An Evidence-Weighted Investigation Layer for Modern Security Stacks
ThreatLens today announced that ThreatLens Core is now live and available for deployment. Positioned as an investigation and response control layer, ThreatLens Core is designed to sit above existing SIEM, EDR/XDR, SOAR, and cloud security tools—auditing and governing their outputs rather than replacing them.
Modern security teams typically operate platforms such as CrowdStrike, Microsoft Defender, SentinelOne, Palo Alto Networks, Splunk, IBM QRadar, Microsoft Sentinel, and Elastic. While these systems generate alerts and analytics, many security operations centers (SOCs) still rely on manual correlation and analyst interpretation to determine what most likely happened and what actions are safe to take.
ThreatLens Core addresses this gap through its Investigation-Level Truth (ILT) Engine—a structured reasoning system that produces evidence-weighted investigative conclusions rather than narrative summaries.
From Alerts to Investigations
ThreatLens Core ingests telemetry and alert data from existing tools and normalizes it into atomic observations.

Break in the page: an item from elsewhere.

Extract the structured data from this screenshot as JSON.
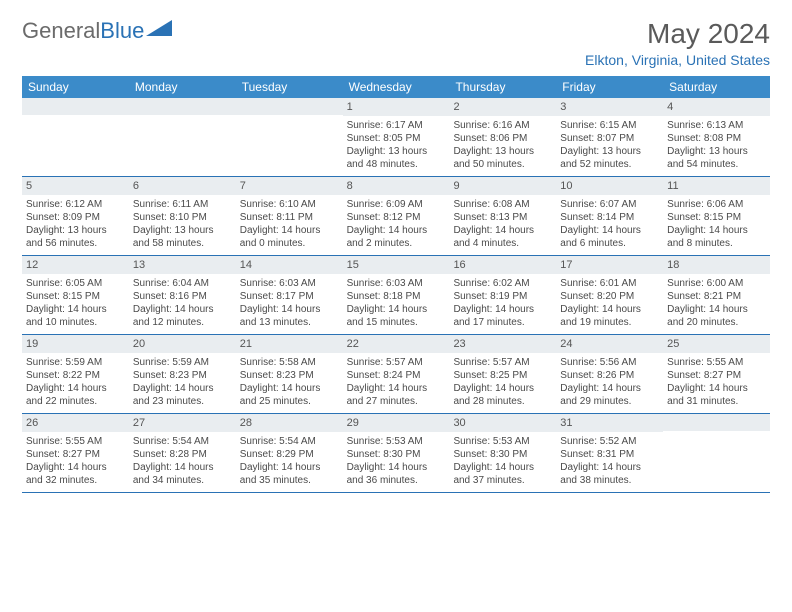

It then constructs a case-scoped threat graph that models entities such as users, endpoints, processes, identities, and cloud resources.
Instead of generating a single AI narrative, the ILT Engine forms multiple competing hypotheses about what may have occurred. Each hypothesis is scored using evidence weighting, explicitly highlighting:
- Supporting evidence
- Contradictory signals between tools
- Missing evidence required for higher confidence
- Disproving tests that could invalidate the hypothesis
The output is an investigation-grade report that includes claim-level and hypothesis-level confidence scoring, source-linked evidence references, and an audit trail suitable for regulated environments.
Sandbox-Integrated Evidence
ThreatLens Core includes integrated malware detonation capabilities or can connect to existing sandbox systems. Suspicious files, URLs, or payloads can be detonated in a controlled environment, producing behavioral artifacts such as:
- Process trees
- Network connections
- File system modifications
- Registry or persistence mechanisms
These sandbox observations are treated as evidentiary inputs into the ILT Engine, strengthening or weakening active hypotheses rather than remaining isolated technical reports.
Evidence-Driven Enrichment
ThreatLens Core supports enrichment from commercial threat intelligence feeds, internal asset inventories (e.g., CMDB and IAM systems), and case-scoped historical context.
All enrichment is incorporated directly into the investigation graph and hypothesis scoring model. The system does not perform cross-tenant learning; each case remains logically isolated to preserve data residency and governance requirements.
Human-Gated Response Controls
ThreatLens Core proposes response actions but classifies risk before execution. Low-risk, deterministic actions may be automated. Medium- and high-impact actions require explicit human approval.
Every decision is logged with supporting evidence, risk classification, and approval metadata to ensure auditability.
Governance and Auditability by Design
ThreatLens Core is built to operate in environments where explainability and compliance are mandatory. Key governance features include:
- Evidence-linked claims traceable back to source telemetry
- Explicit contradiction visibility between vendor tools
- Confidence scoring with transparent uncertainty
- Case lifecycle management with defined retention windows
- Tenant isolation and data residency enforcement
- PII controls at both ingress and egress
Availability
ThreatLens Core is now live and available for enterprise deployment. The platform supports integration with major SIEM, EDR/XDR, and data lake environments and is designed to operate as a vendor-neutral oversight and reasoning layer.
Organizations seeking to move from alert-centric operations to investigation-grade conclusions can evaluate ThreatLens Core as an overlay to their existing security investments.
For technical documentation, integration guidance, or evaluation access, visit:
https://www.thethreatlens.com
About ThreatLens
ThreatLens develops investigation and response governance technology focused on producing defensible, evidence-weighted conclusions from complex security telemetry environments. The company’s approach emphasizes explicit confidence, contradiction visibility, and human-gated decision integrity.